Ayer, en el Instituto Nacional Electoral se rindió un homenaje a la figura de Don Fernando Zertuche a un año de su fallecimiento, un funcionario que, como pocos, encarnó los principios y los valores, el sentido de misión y el obstinado apego a la ley; el trato y los modales que corresponden a una autoridad incuestionable por su decencia y su imparcialidad. Me es obligado compartir con ustedes, una parte de mi intervención.

Como bien sabe quien ha trabajado en este instituto: la agitación constante, el nerviosismo, la presión política desde todos los ángulos, todos los temas y todas las fuerzas, son la sopa cotidiana con la que desayunan, comen y cenan los funcionarios de esa organización. Es casi imposible sustraerse de esa tensión cotidiana y no contagiarse de su desmesura anímica y emocional.

Como no hay espacio para el error, la exigencia y la autoexigencia crecen cada día que se acerca la elección y el carácter neurótico de las funcionarias y funcionarios se va enseñoreando en el ambiente y en las relaciones -tan humanas- de esta institución.

Los pelos de punta, la aceleración cardiaca, la siguiente impugnación por cualquier cosa. A todos no pasa, a todos los que hemos trabajo aquí nos ha pasado, pero no a don Fernando Zertuche, ejemplo mayor de esa virtud que Norberto Bobbio tenía, a su vez, como la mayor de todas las virtudes políticas: la templanza.

Podría contar varias anécdotas que demuestran como don Fernando sabía manejar los frecuentes estados alterados de Presidentes, Consejeras, Consejeros, funcionarios, directores, iracundos representantes de partidos, medios de comunicación, pero contar uno sólo de esos eventos no haría el honor suficiente a quien todos los días y a todas horas contenía, amortiguaba, sosegaba, apaciguaba y con enorme delicadeza, encauzaba esas pulsiones para darles respuesta, certeza y seguridad.

Sobre cualquier otra cosa era un hombre de palabra ajeno a toda vulgaridad y a todo protagonismo: era imposible no rendirse ante la presencia y el trato decente de don Fernando quien, así, estabilizó y consolidó un órgano crucial de la estructura del entonces Instituto Federal Electoral: su Secretaría Ejecutiva.

Como todos aquí saben, la Secretaría Ejecutiva del IFE y del INE tiene un peso específico estratégico que ningún otro órgano, ni siquiera la presidencia, posee. Y de ahí que su definición y actuación resulte tan esencial como disputada. Pero cuando llego don Fernando Zertuche, por primera vez, se consolidó el consenso de que aquel IFE tendría al mejor funcionario en el cargo, reconocido y aceptado por tirios y troyanos, por todos los partidos, los consejeros más renuentes o más roñosos y por supuesto por toda la estructura profesional que quedaría a su cargo.
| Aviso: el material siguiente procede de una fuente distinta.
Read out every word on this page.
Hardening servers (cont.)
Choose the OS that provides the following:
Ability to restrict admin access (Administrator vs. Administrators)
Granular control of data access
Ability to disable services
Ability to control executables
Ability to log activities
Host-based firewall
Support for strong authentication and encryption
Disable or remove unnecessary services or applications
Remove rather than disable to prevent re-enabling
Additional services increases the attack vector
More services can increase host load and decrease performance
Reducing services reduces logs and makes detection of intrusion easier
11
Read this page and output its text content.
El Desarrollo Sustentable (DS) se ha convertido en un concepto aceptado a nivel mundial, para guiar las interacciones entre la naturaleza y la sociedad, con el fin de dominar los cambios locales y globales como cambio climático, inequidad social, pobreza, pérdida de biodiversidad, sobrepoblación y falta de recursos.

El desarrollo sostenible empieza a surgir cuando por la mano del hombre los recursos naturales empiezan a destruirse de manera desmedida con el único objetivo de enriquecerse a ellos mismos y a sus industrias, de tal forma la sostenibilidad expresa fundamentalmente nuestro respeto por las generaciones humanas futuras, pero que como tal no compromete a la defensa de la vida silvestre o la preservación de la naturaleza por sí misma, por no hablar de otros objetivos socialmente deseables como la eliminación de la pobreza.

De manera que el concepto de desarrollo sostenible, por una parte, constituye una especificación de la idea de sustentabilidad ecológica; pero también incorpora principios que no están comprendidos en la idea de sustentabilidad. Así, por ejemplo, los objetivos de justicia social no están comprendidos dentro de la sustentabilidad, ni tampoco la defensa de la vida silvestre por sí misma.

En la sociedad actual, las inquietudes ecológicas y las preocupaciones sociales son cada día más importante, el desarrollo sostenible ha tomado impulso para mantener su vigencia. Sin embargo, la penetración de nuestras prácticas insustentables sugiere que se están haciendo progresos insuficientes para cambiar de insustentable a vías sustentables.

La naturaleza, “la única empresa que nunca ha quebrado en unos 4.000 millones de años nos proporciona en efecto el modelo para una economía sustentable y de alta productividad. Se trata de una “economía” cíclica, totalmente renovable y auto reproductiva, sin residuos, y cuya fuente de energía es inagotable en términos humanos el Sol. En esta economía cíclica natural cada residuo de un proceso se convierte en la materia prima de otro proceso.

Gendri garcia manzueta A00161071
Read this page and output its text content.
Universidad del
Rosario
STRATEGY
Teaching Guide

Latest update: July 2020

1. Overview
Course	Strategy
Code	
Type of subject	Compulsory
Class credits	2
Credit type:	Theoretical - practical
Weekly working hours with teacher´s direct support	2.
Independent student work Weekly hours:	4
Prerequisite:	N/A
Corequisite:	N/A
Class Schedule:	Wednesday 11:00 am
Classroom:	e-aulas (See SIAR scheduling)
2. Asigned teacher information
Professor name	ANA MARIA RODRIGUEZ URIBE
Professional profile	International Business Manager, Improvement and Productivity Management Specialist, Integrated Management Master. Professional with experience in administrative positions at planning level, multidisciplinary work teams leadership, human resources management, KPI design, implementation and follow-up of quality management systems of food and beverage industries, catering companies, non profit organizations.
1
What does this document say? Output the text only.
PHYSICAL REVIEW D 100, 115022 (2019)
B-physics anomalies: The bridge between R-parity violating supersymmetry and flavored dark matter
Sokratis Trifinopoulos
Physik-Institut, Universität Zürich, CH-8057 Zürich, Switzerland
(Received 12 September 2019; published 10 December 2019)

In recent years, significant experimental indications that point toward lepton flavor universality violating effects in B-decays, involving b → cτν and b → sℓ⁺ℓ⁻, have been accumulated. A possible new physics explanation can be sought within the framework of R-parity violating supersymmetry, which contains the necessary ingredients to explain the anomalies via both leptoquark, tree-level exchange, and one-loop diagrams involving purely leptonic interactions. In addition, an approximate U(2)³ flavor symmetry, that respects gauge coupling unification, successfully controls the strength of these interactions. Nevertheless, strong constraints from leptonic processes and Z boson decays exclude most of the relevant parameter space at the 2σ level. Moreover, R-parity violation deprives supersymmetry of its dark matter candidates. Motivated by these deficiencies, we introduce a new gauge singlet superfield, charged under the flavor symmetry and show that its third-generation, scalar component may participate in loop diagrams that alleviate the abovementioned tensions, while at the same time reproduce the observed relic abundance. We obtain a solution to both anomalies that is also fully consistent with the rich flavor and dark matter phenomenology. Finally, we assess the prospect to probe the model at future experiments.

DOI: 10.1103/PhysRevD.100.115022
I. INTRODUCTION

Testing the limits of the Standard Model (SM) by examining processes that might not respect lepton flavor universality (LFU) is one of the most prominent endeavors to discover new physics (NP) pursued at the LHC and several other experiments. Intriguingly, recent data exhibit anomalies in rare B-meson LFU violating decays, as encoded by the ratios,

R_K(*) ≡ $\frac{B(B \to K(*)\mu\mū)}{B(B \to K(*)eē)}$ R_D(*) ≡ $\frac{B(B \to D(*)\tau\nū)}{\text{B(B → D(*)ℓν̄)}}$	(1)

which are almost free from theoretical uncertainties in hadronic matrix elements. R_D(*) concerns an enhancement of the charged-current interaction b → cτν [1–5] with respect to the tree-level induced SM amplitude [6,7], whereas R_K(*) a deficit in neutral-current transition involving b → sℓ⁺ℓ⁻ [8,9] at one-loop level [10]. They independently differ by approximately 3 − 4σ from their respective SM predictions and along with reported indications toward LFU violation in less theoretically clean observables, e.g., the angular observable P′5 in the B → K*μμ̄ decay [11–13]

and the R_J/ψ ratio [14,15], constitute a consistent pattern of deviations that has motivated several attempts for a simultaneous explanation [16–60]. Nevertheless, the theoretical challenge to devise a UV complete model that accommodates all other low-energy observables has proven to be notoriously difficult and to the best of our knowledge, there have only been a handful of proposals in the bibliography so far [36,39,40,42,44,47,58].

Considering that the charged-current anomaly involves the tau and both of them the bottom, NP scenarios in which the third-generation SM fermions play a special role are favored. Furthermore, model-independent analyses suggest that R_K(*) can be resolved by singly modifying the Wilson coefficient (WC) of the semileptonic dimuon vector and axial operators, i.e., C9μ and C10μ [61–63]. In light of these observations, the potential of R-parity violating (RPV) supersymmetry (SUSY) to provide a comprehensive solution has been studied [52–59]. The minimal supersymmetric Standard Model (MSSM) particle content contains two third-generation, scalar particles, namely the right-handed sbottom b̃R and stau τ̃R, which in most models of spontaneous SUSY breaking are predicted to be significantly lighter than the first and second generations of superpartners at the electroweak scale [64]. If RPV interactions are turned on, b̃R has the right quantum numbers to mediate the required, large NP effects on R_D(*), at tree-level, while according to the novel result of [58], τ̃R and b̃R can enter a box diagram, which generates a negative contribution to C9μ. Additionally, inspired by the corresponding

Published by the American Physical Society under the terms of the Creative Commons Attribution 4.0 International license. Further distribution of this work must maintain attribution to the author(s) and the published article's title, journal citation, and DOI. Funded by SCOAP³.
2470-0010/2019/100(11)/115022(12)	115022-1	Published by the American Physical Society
No dudo al afirmar que la histórica (pero para nada idílica) presidencia de José Woldenberg pudo encontrar por fin unidad de su consejo y estabilidad en el funcionamiento de todo el instituto, gracias a la presencia y al talante de don Fernando Zertuche.

Como un Ulises entre Caribdis y Escila, se ciñó a la ley. Trabajó, sin refundar nada, sin expulsar atrabilirariamente a nadie, con una estructura profesional para colocarla en un nuevo contexto de exigencia y se negó a formar parte de un “bloque” (democrático o no) para dirigir la institución.

A mi modo de ver, esas tres tesis fueron la clave de la historia institucional que consolidó al IFE como un órgano que necesitaba la vida plural de México. Sin el triunfo de esas sencillas coordenadas, que fueron tan bien entendidas y aplicadas por Don Fernando, el IFE nunca hubiera sido el ancla democrática que sigue siendo. En perspectiva histórica y en el presente convulso y lleno de santones purificadores en el que vivimos, creo, conviene no olvidarlas.